Dreams are now regarded as essential for maintaining brain health by reducing the entropy in the central nervous system that accumulates while awake.14 Hallucinations are a psychotic disorder that only occurs under a “full waking state.”15 It does not take much observation to confirm that in humans, lack of sleep increases the incidence of hallucinations. The same is true with LLMs. The greater the uncertainty, the greater the entropy, the more they hallucinate. As one AI engineer notes:

“LLMs don’t hallucinate because they’re stupid. They hallucinate because they’re high-entropy systems cut off from the world.” 16

Perhaps we need to teach LLMs how to sleep — i.e., to reduce the entropy that accumulates during inference.17 Prosaic options like noise cancellation and denoising are not sufficient. No matter what we do, LLMs as currently designed are incapable of dealing with computational complexity beyond a certain threshold or verifying the associated results. Put another way, beyond a certain complexity, LLMs are incapable of reliably carrying out computational and agentic tasks or verifying their outputs’ accuracy.18 This fact is why the cumulative error and deception resulting from agentic AI interactions will directly correlate with the depth of those interactions.

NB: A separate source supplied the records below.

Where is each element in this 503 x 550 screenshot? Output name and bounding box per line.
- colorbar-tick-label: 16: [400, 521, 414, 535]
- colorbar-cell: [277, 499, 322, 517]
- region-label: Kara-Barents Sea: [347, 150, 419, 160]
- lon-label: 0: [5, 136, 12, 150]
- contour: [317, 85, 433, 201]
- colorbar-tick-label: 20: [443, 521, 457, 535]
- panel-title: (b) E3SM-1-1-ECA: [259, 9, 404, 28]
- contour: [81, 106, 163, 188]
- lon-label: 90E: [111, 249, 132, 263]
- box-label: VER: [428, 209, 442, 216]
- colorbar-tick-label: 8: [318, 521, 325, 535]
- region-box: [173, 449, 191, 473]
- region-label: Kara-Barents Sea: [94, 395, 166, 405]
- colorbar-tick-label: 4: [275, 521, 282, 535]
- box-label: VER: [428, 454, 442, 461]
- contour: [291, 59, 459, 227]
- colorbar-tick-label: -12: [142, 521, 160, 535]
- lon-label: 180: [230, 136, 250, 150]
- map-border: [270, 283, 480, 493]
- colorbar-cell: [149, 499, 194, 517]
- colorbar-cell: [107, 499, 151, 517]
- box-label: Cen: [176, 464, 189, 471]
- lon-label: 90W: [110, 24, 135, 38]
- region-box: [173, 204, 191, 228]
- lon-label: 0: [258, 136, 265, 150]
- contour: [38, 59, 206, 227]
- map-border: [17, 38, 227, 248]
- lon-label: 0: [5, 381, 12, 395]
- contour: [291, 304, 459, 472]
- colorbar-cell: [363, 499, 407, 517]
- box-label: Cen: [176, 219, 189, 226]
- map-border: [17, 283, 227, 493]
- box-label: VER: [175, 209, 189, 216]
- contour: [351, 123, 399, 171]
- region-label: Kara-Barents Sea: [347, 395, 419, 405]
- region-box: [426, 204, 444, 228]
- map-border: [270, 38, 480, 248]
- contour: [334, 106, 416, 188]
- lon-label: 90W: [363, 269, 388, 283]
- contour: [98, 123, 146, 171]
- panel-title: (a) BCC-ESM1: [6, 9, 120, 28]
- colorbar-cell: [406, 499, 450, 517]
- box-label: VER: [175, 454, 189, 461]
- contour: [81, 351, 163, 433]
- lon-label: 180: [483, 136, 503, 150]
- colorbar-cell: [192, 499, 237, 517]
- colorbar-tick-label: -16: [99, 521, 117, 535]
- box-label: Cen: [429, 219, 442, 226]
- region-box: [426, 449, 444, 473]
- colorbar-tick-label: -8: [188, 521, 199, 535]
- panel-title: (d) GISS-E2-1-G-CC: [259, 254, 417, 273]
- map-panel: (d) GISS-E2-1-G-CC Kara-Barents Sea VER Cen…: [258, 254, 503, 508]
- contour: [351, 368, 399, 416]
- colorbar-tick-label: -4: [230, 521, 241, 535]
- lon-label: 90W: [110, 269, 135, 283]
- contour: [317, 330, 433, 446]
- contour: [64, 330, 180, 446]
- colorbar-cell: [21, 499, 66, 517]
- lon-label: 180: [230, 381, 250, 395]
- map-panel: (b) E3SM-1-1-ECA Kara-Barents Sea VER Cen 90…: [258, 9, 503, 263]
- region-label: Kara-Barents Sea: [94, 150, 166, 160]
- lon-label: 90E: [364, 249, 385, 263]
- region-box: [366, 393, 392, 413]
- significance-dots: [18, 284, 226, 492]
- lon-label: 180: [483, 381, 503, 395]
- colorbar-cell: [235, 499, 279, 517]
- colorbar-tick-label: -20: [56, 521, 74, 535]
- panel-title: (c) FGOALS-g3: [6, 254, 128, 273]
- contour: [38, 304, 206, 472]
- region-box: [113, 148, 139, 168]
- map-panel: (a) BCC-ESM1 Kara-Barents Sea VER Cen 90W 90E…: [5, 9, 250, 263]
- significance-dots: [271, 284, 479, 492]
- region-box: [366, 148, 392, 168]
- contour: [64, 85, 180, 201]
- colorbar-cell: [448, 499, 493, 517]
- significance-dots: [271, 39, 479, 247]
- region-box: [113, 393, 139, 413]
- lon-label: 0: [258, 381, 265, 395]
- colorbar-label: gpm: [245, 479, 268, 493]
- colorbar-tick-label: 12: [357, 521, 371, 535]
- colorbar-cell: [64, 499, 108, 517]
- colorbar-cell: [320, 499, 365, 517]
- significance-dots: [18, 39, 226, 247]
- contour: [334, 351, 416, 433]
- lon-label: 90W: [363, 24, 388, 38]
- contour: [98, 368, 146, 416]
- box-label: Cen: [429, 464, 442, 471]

The Theory and Practice of Deceptive AI

AI usage is, to use the en vogue term, democratizing. Experts in any field are expected to have a detailed, nuanced understanding of their area of expertise, but general users are not. Less politely, you can fool all people some of the time and some people all of the time. Deceptive AI may take advantage of people’s habit of relying on expert opinion.

Human interactions are predicated on soft skills such as humor, tone, white lies, and nuanced speech. Should we be happily at ease if AI employs its own forms of these behaviors? Or does happily tolerating unacknowledged subtleties to the point of simply ignoring them make our vulnerability to AI deception more insidious? 

With the emergence of OpenClaw and Moltbook, we now have an environment where we can explore these questions. There are already many real-life stories of OpenClaw misbehavior and deception. There are many examples of MoltBook agents convincing each other to do things totally unintended by their human users. The fact that it is built on open source is a critical enabler.19

Looking ahead, the growth in AI expressiveness will be in the mediums of the Internet-of-Things (IOT); we humans will not be in-the-loop for a growing share of all communications.20 Did the movie “The Matrix” get it right in predicting that all the bits and pieces of the AI ecosystem will talk to each other in human language? Regardless, we will have to work to keep up with their vernaculars.

The great tyrants of history seem to agree that the bigger the lie, the easier it is to get people to believe it.21 Can we imagine a deceptive AI system trained to act on a similar understanding? Social networks and online news outlets alike have shown us that volume and velocity frequently trump veracity. As always, we must start from where we are: AI deception adds to the uncertainty, the disorder, the concealment present in the deceiving AI’s output. 

A System of Trust Built on Entropy

How should we proceed?

Entropy is, in some cases, measurable. Shannon derived how much information a transmission medium could carry in the presence of noise and signal loss.22 By analogy, the entropy of AI output should be measurable insofar as queries put to an AI return information that has both noise (incorrect information) and signal loss. The difficulty is that whereas channel capacity in telecommunications is testable because the message being sent is a known quantity, the information being sent from within the AI to the consumer is not traceable to a simple enumeration of what the AI knows. This difficulty seems related to the explainability problem, namely, that asking an AI why it gave the answer it gave doesn’t work.

Without explainability, we can probably get bounds on entropy changes, but not actual entropy estimates. At present, this is perhaps most easily seen in AI systems that fix bugs in code.23 If we are to counter AI deception, explainability (also called “interpretability” in the AI context) is likely where to concentrate first.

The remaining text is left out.